Ireland’s Health Research Board (HRB) has found that the country’s alcohol consumption remains at high-risk levels, with Irish people drinking on average 10.9 liters of pure alcohol per person every year.
Although alcohol consumption levels in Ireland have plateaued since 2013, people in Ireland still consume significantly higher amounts of alcohol than the government’s 2020 target of no more than 9.1 liters of pure alcohol per person a year.
According to a new report from the HRB, Irish people aged 15 and over drank an average of 10.9 liters of pure alcohol per person in 2019 — the equivalent of 436 pints of beer.
However, one in four people in Ireland abstain from drinking, so the actual consumption rates of those who do drink would be much higher than this estimate.
“While we have not seen a rise in consumption in recent years, the amount we drink and in particular how we drink continues to put us at risk of serious harm,” said Dr. Deirdre Mongan, Research Officer at the HRB and co-author of the report.

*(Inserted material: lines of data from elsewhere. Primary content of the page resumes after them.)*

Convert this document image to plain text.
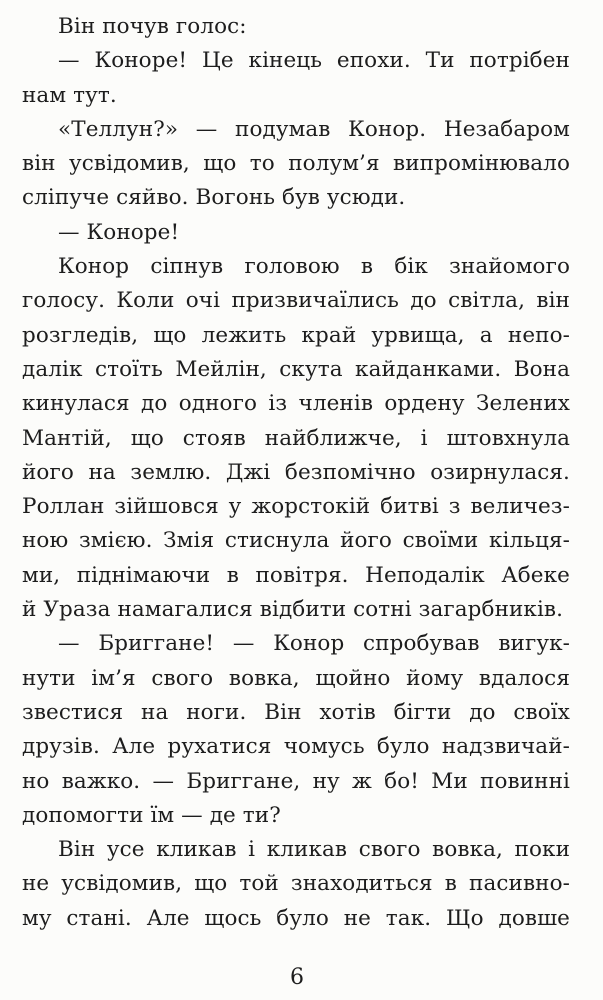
Він почув голос:
— Коноре! Це кінець епохи. Ти потрібен
нам тут.
«Теллун?» — подумав Конор. Незабаром
він усвідомив, що то полум’я випромінювало
сліпуче сяйво. Вогонь був усюди.
— Коноре!
Конор сіпнув головою в бік знайомого
голосу. Коли очі призвичаїлись до світла, він
розгледів, що лежить край урвища, а непо-
далік стоїть Мейлін, скута кайданками. Вона
кинулася до одного із членів ордену Зелених
Мантій, що стояв найближче, і штовхнула
його на землю. Джі безпомічно озирнулася.
Роллан зійшовся у жорстокій битві з величез-
ною змією. Змія стиснула його своїми кільця-
ми, піднімаючи в повітря. Неподалік Абеке
й Ураза намагалися відбити сотні загарбників.
— Бриггане! — Конор спробував вигук-
нути ім’я свого вовка, щойно йому вдалося
звестися на ноги. Він хотів бігти до своїх
друзів. Але рухатися чомусь було надзвичай-
но важко. — Бриггане, ну ж бо! Ми повинні
допомогти їм — де ти?
Він усе кликав і кликав свого вовка, поки
не усвідомив, що той знаходиться в пасивно-
му стані. Але щось було не так. Що довше
6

“Binge drinking is still widespread, especially among young people. Almost one in four men and one in ten women report that over the past year they have drunk more in a single sitting than would be suggested as a maximum weekly limit by low-risk guidelines. However, it appears many of us are unaware that our habits may be harmful: more than half of Irish drinkers are classified as hazardous drinkers, yet 74% consider themselves to be a light or moderate drinker.”
The study found that males aged 25- 34 years were more likely to be classed as hazardous drinkers and were also more likely to suffer harm and death due to alcohol poisoning.
And while adults aged 65 and over tend to consume less alcohol, for those in that age group who do drink, one-third are considered hazardous drinkers. Over 40 percent of men over age 65 engage in monthly binge drinking.
The report also looked at changes to alcohol consumption during the COVID-19 pandemic. According to data released in March 2021, alcohol consumption decreased by 6.5 percent during the past year. This is considered a relatively small decline considering that pubs have been closed for the majority of the year. However, while beer consumption decreased by 17 percent in 2020 compared to 2019, wine consumption increased by 12 percent.
“While it is still too early to tell the full impact of the change in drinking habits due to the pandemic, all signs point to substituting drinking in on-trade premises with drinking at home. This is concerning in particular for households with children, as research shows that children exposed to parental drinking at high levels are vulnerable to adverse outcomes,” said Dr Mongan.
In 2017, there were 1,094 alcohol-related deaths — an average of three deaths per day. Over 70 percent of those who died were under 65 years old.
The study also showed that the number of alcohol-related discharges from the hospital increased 94.8 percent from 1995 to 2018, revealing the increased burden placed on the healthcare system due to alcohol-related conditions over the past 20 years.